In the year to end February 2017 new build house prices rose on average by 5.3% across the UK which is approaching 2% down on last year’s figure of 7.0%, according to LSL Land & New Homes.
Looking at the big picture it appears as if the North is seeing a steady uplift from a low base which will be starting to take prices above the levels last seen in 2007, the year before the market crashed, LSL Land & New Homes said. Over the past nine months there has been a slow uplift from 2 to 3% across the North.
The South has generally seen a few years of reasonably strong annual growth at around 6%, but this now seems to be weakening a little, with a slow decline in the growth rate being evident over the past six months.
Greater London has had many years of growth since the 2007/8 crash, with prices nearly doubling in many areas, but again the heat is coming out of the market, with reports of price falls in prime areas. If the dip of the past two months continues then it is likely that the rate of growth will fall to its lowest level for some years.

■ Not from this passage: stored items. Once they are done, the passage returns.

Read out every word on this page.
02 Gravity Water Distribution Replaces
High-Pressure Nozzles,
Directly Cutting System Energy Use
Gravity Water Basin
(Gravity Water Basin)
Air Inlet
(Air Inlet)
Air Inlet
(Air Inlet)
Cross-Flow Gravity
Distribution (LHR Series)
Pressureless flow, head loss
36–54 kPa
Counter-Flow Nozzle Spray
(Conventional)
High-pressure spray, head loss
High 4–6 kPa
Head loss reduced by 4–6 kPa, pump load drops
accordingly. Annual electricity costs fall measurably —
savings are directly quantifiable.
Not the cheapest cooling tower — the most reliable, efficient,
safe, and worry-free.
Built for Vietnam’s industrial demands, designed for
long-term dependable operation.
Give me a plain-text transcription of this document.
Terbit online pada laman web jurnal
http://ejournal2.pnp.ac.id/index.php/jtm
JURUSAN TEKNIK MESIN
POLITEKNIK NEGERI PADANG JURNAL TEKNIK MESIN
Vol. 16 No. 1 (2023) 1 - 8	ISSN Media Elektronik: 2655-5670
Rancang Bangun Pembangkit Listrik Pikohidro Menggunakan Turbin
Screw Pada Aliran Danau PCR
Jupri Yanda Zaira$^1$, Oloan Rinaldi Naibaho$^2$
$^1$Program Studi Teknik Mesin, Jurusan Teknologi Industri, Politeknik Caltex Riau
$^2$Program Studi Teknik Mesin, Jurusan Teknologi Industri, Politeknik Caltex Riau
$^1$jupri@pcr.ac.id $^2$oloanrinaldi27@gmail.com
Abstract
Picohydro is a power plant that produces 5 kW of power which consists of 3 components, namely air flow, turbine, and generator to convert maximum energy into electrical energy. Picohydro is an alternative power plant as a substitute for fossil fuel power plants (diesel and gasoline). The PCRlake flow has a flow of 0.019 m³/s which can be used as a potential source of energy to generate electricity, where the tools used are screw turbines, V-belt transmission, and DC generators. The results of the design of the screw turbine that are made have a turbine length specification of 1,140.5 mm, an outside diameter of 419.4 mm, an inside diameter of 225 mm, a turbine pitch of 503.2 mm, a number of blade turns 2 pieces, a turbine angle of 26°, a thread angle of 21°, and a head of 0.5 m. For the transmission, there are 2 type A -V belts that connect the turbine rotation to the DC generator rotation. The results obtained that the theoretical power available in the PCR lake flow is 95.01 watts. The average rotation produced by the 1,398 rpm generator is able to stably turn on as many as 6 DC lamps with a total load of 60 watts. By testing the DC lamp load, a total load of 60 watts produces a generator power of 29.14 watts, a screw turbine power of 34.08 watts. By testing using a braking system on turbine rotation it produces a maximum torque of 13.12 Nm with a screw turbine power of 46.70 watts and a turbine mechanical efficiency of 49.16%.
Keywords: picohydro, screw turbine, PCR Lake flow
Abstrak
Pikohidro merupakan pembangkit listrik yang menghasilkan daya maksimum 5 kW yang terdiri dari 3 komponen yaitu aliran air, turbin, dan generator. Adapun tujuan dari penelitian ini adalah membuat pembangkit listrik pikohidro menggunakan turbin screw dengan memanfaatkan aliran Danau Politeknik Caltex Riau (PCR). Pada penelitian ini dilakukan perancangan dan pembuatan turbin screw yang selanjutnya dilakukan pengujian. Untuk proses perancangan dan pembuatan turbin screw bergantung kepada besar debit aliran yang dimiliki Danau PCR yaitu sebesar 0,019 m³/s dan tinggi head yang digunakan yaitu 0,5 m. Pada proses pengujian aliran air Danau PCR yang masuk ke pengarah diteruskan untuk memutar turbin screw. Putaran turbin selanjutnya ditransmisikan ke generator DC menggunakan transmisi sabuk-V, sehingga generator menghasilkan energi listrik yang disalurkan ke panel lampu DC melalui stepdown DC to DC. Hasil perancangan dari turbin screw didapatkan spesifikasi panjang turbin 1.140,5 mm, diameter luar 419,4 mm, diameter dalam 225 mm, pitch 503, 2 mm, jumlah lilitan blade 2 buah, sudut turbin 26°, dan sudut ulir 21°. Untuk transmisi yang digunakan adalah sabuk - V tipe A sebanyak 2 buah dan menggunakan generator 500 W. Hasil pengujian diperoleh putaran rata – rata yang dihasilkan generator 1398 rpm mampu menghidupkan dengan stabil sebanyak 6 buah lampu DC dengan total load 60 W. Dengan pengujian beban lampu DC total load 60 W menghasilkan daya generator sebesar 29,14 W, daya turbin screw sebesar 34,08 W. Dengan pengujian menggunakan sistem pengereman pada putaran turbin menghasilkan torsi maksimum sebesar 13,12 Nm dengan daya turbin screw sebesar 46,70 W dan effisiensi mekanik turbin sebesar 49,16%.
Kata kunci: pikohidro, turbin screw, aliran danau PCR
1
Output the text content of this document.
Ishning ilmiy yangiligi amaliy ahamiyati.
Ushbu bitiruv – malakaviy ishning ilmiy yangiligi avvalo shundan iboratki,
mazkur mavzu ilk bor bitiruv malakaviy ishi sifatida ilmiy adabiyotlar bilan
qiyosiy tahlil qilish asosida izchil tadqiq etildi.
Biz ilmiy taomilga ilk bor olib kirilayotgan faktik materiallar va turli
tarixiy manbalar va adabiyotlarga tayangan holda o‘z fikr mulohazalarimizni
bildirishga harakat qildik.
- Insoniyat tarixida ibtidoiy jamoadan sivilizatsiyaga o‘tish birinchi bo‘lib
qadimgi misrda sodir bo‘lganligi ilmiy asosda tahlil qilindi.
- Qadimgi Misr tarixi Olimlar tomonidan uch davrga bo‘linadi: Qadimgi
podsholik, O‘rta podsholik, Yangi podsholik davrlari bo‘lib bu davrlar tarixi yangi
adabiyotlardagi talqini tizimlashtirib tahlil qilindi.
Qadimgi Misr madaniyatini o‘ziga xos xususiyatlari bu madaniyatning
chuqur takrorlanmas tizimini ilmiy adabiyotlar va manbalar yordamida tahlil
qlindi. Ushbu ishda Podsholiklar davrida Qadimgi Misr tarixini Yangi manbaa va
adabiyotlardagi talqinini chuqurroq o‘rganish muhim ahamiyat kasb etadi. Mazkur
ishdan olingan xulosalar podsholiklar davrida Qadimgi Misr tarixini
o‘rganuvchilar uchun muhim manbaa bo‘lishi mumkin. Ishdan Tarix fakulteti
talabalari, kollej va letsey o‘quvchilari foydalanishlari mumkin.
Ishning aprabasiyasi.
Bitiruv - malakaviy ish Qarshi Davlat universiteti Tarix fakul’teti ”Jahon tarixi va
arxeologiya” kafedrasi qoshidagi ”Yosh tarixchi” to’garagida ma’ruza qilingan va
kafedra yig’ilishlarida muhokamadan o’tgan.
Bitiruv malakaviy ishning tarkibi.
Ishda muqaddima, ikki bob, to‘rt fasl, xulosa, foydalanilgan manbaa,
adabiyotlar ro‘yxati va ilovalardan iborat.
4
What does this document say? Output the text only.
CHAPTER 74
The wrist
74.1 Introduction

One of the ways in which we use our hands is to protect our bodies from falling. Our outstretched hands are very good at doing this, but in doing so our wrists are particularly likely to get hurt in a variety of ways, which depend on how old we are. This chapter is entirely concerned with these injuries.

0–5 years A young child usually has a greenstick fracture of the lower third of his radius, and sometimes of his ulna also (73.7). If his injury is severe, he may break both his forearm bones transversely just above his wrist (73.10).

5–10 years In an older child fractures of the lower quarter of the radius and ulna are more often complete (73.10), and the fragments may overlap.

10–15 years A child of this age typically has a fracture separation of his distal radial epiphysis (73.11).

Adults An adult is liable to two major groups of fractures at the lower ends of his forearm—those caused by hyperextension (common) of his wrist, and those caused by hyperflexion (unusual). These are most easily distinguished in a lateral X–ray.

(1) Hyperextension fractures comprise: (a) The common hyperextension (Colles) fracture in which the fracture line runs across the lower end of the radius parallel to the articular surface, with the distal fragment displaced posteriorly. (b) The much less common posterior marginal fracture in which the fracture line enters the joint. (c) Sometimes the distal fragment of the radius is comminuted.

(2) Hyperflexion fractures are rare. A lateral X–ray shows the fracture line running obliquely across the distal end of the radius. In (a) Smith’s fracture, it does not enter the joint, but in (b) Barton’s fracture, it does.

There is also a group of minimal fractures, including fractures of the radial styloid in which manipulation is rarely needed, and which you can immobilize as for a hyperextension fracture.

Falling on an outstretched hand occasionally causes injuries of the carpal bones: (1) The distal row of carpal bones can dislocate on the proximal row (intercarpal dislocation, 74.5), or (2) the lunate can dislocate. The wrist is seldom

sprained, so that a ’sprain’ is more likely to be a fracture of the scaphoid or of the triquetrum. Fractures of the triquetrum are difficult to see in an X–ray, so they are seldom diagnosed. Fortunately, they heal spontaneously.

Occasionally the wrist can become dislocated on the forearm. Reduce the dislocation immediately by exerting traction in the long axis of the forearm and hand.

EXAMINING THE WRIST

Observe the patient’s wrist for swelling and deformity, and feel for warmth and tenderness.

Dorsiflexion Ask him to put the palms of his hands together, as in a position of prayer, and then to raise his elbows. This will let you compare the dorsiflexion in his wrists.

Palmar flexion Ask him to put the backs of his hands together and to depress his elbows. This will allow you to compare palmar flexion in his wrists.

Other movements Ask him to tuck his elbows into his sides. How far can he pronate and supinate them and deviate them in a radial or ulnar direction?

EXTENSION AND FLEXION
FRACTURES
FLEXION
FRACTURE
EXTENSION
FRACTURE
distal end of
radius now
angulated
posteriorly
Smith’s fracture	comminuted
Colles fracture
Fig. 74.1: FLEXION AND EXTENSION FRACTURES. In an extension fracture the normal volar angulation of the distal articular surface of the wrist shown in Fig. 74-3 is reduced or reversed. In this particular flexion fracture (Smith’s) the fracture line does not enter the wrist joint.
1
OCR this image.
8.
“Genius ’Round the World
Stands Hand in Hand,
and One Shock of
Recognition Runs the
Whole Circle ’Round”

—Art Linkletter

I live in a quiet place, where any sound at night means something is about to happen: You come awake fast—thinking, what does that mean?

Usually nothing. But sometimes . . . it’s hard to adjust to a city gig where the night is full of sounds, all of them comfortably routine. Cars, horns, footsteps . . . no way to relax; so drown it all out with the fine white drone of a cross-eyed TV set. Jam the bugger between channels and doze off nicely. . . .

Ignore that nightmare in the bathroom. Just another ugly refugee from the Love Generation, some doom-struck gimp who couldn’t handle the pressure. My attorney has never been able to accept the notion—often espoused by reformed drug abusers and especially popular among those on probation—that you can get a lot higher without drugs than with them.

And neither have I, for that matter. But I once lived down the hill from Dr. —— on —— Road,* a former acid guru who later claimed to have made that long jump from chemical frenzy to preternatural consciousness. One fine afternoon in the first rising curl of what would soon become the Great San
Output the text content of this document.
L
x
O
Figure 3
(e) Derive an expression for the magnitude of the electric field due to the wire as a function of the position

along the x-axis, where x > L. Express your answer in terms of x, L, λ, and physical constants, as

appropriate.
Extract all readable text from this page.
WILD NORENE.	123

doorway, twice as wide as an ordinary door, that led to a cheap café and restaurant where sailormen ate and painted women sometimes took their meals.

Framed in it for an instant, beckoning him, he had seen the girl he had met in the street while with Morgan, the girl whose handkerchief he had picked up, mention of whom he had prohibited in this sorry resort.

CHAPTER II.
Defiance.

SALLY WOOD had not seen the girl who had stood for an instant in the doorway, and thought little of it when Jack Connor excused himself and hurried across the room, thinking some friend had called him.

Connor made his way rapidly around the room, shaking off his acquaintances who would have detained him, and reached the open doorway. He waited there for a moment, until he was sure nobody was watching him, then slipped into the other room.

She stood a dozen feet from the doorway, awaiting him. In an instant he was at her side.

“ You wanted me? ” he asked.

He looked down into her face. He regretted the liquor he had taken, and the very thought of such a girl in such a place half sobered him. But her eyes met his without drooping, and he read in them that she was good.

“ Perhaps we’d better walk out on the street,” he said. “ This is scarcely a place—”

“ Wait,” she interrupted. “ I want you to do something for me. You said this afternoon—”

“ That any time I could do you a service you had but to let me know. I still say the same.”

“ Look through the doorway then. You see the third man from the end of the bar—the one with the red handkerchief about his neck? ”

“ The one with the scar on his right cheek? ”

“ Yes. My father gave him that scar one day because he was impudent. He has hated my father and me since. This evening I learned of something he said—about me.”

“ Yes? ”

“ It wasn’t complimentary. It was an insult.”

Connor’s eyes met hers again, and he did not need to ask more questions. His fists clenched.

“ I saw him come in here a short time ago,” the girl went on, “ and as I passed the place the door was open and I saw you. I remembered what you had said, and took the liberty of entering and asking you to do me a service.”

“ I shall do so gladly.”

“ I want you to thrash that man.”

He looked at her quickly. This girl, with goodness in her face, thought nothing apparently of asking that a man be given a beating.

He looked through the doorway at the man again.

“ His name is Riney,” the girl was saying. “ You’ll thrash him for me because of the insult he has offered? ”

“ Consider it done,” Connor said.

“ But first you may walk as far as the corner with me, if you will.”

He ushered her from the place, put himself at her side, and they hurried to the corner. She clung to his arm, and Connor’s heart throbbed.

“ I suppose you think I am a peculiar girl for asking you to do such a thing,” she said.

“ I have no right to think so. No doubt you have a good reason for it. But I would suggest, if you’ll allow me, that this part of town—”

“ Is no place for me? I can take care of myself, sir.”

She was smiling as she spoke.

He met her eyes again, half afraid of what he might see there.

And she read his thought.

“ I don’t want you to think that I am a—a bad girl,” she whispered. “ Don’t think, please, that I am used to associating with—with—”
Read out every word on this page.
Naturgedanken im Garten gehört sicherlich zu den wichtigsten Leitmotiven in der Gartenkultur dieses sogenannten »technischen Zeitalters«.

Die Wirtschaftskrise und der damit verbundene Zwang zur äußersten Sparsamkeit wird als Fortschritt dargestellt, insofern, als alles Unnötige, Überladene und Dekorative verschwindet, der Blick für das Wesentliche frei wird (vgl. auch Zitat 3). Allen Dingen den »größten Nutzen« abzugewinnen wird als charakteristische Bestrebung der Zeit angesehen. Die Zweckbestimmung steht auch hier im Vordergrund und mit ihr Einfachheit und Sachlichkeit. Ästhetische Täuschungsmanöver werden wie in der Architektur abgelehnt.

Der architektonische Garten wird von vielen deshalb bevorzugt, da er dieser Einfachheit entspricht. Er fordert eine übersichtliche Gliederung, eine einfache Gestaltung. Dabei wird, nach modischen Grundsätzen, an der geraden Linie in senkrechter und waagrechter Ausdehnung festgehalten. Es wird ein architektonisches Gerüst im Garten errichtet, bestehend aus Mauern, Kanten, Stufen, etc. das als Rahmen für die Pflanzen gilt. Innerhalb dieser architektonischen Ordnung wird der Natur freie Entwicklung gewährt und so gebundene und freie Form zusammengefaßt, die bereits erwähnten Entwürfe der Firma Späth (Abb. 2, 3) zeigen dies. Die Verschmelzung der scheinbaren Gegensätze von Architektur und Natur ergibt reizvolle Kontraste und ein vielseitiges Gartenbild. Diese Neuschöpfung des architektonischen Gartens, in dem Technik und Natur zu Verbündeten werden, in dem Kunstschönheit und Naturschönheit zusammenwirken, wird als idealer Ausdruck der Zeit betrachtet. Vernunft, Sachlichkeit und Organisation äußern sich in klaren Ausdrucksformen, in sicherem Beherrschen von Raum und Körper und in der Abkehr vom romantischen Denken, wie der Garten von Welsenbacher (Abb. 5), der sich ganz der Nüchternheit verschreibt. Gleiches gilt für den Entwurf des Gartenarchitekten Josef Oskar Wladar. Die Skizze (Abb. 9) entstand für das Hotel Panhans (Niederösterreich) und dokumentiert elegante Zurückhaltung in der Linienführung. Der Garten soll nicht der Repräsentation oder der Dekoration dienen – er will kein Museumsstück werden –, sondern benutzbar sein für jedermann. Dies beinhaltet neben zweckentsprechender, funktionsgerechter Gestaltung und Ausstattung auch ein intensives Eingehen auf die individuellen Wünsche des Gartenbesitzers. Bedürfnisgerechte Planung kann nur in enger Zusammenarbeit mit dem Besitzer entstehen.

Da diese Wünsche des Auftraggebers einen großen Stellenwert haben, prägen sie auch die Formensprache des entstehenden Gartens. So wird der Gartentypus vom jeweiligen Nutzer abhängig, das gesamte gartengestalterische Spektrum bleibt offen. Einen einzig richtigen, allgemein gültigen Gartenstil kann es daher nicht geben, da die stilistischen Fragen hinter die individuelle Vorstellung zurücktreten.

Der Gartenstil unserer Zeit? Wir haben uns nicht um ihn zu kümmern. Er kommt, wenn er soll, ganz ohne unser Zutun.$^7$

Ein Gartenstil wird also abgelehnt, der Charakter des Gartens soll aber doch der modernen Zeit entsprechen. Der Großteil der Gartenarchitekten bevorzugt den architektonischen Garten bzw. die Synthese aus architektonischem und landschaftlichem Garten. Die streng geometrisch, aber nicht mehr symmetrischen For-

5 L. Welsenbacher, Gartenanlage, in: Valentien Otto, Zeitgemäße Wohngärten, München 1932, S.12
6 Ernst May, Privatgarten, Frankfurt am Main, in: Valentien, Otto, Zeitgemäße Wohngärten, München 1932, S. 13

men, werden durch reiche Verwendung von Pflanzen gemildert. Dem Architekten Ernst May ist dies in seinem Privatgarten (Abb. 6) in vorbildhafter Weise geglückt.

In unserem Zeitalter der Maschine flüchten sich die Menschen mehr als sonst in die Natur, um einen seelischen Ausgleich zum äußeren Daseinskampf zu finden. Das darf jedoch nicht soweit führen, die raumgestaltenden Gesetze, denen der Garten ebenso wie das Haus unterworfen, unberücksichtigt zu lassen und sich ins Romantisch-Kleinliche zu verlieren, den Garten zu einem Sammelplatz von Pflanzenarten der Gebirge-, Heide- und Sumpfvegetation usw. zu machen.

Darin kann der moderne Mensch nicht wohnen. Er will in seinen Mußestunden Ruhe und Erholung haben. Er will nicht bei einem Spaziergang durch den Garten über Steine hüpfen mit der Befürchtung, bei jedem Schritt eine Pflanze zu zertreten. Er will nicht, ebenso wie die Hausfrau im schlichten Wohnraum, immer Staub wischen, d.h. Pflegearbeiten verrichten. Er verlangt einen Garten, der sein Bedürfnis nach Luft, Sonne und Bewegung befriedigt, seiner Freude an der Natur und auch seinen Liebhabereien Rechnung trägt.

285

In February 2016 East Anglia had seen the fastest annual house price growth with a gure of 9.1% but in the year to February 2017 this region has fallen to 5th position at 5.1%. Greater London continues to have the highest growth rate at 8.6% which is roughly unchanged on last year’s figure of 8.5%.
The East Midlands at 7.3% has taken the second position from the South East at 6.6% with a respective rise and fall of about 1%. Wales has moved up to fourth position with growth of 6.3% which is a large increase on last year’s figure of 2.2%.
Of the remaining regions, the North West and South West are both close to 5%, and there is then a marked step down to Scotland, West Midlands, Yorkshire & the Humber which all have around 2% year on year growth. Finally the North East is just getting back into positive territory.
“The DCLG Housing Statistical Release on new build dwellings came out last month and makes interesting reading,” said LSL Land & New Homes. “In the final quarter of 2016 new build stats in England were 143% above the trough in the March Quarter of 2009 but are still 15% below the peak quarter of March 2007. This is a sure sign that the industry is doing well. Private sector start in the final quarter of 2016 were 4% ahead of the previous quarter and 15% ahead of the same quarter last year.
“In recent times there has been quite a lot of noise from the estate agency sector that there is a shortage of property coming to the market for them to sell.
“But when total sales volumes in England for the above time periods are considered some interesting comparisons appear. In the year to the third quarter of 2016 all England residential sales stood at 867,874 which is less than 2% above the figure for the same quarter last year, yet private sector new build starts look to be about 15% ahead.
“Similarly the peak annual sales volume figure for England was reached in Q2 2007 at a figure of 1,294,148 which is nearly 50% above the figure for the year to Q3 2016, and yet at that time new build starts were only 15% above present levels.
“The clear indication is that new building is growing to fill the void left by the shortage of second hand property, or put another way, new build is becoming a more popular choice of housing.”